La Loi portant mesures d’urgence relatives au fonctionnement du marché du travail en vue du plein emploi du 21 décembre 2022 instaure un cas de « démission présumée » du salarié qui abandonne son poste :
« Le salarié qui a abandonné volontairement son poste et ne reprend pas le travail après avoir été mis en demeure de justifier son absence et de reprendre son poste, par lettre recommandée ou par lettre remise en main propre contre décharge, dans le délai fixé par l’employeur, est présumé avoir démissionné à l’expiration de ce délai. »
Cette procédure a été imaginée et présentée comme contraignante pour l’employeur.
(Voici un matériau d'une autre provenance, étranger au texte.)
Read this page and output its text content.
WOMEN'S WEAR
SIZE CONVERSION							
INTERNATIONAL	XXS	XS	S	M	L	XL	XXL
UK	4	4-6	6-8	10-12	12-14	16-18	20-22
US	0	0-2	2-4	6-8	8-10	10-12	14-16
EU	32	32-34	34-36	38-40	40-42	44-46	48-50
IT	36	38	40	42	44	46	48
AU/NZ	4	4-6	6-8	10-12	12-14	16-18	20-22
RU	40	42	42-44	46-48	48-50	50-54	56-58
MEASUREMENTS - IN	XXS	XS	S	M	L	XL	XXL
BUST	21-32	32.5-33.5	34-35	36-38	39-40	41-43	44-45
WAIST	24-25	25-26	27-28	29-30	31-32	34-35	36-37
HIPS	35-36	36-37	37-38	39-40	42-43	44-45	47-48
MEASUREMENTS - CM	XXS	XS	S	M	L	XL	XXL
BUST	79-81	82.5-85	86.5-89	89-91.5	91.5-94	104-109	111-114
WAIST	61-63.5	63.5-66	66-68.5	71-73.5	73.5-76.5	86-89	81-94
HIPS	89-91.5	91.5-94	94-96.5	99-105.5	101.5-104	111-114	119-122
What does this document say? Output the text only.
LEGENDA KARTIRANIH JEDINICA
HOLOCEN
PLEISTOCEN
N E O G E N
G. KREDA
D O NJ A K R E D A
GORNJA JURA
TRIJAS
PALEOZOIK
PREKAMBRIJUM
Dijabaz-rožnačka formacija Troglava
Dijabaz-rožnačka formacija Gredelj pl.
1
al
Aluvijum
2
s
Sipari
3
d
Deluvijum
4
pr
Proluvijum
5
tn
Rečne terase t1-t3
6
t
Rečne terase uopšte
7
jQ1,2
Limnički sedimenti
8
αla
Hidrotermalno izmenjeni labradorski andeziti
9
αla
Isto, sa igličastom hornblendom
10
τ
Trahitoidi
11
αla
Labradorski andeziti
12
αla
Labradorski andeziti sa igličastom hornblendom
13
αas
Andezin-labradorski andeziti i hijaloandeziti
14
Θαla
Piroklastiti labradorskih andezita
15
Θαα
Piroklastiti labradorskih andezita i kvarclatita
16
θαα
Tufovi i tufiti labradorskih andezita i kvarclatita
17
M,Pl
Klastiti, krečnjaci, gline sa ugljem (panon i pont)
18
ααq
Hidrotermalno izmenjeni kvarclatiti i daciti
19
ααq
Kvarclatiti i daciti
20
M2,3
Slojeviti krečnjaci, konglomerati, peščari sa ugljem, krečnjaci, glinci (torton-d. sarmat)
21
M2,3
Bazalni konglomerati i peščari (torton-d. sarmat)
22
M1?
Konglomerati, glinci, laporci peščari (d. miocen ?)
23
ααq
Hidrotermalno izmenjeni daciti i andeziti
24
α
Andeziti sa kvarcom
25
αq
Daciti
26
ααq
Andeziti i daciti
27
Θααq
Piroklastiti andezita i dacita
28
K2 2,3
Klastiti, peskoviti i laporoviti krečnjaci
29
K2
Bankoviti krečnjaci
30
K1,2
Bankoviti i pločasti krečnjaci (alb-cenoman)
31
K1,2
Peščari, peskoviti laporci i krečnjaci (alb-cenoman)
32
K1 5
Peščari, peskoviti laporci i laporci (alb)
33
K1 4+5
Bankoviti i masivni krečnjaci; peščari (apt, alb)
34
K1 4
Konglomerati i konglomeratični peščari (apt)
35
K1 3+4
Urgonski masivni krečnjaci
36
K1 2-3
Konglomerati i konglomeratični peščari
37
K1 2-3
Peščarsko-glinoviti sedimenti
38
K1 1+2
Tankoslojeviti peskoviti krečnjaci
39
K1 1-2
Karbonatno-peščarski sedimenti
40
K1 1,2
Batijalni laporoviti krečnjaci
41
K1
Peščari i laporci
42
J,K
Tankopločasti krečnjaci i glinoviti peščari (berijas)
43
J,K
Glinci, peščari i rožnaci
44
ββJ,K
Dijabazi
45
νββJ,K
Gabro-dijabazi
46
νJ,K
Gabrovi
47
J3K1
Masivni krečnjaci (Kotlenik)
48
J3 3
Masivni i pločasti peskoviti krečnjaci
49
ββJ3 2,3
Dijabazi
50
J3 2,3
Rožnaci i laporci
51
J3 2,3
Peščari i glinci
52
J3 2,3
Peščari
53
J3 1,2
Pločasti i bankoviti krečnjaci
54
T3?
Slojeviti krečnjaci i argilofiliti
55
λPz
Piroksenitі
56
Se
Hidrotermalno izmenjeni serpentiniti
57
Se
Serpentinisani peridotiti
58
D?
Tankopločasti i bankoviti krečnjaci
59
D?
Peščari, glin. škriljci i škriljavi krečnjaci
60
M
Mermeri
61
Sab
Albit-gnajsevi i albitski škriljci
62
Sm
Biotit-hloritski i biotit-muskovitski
Le point a été affirmé devant le Sénat (séance du 17 novembre 2022) et devant le Conseil constitutionnel.
La position du gouvernement est simple : « en adoptant ces dispositions, le législateur a entendu lever l’obligation pour les employeurs confrontés à une situation d’abandon de poste de mettre en oeuvre la procédure de licenciement pour motif personnel, en lui substituant la procédure définie à l’article L. 1237-1-1, qui doit être mise en oeuvre à l’exclusion de toute autre procédure, notamment la procédure de licenciement. »
En conséquence, lorsque les conditions sont réunies, l’employeur n’aura pas le choix que d’appliquer cette procédure. La DSN devrait d’ailleurs intégrer ce motif afin qu’il puisse figurer sur l’attestation Pôle emploi.
Le Conseil constitutionnel a toutefois prévu des exceptions à la mise en oeuvre de la procédure de démission présumée :
- Raisons médicales ;
- Exercice du droit de grève ou du droit de retrait ;
- Refus du salarié d’exécuter une instruction contraire à la réglementation ;
- Refus d’une modification unilatérale d’un élément essentiel du contrat de travail.
De façon générale, lorsque des éléments laissent supposer que l’absence injustifiée du salariée n’est pas volontaire, ou qu’elle est, au moins en partie, due à un manquement de l’employeur à ses obligations, la procédure de l’article L. 1237-1-1 nous semble devoir être écartée. Dans ces hypothèses, il est préférable d’avoir recours à la procédure classique de rupture du contrat, pour absence injustifiée le cas échéant.
Et en cas de contestation par le salarié ?
Le salarié pourra renverser la présomption de démission en apportant la preuve que l’abandon de poste reposait en réalité sur un motif légitime (motifs de santé ou de sécurité, faute de l’employeur). S’agissant d’un contentieux relatif à la rupture du contrat, il aura 12 mois pour saisir le conseil de prud’hommes. Soit la démission est confirmée par le juge prud’homal, soit la présomption est renversée et il est à craindre que les juges s’orienteront vers le licenciement sans cause réelle et sérieuse.
Le texte ne renseigne pas sur l’application ou non d’une période de préavis au salarié comme pour toute démission.
Dans l’attente du décret d’application, il convient donc de considérer que l’expiration du délai fixé imparti au salarié pour reprendre son travail fixe le point de départ de son préavis de démission.
La mise en oeuvre de cette procédure suppose la publication de décrets d’application qui devraient nous apporter des précisions sur :
- Le délai minimum devant être donné par l’employeur au salarié absent pour justifier son absence ;
- Les « modalités d’application » de la procédure.
Nous vous tiendrons informés dès publication de ces décrets.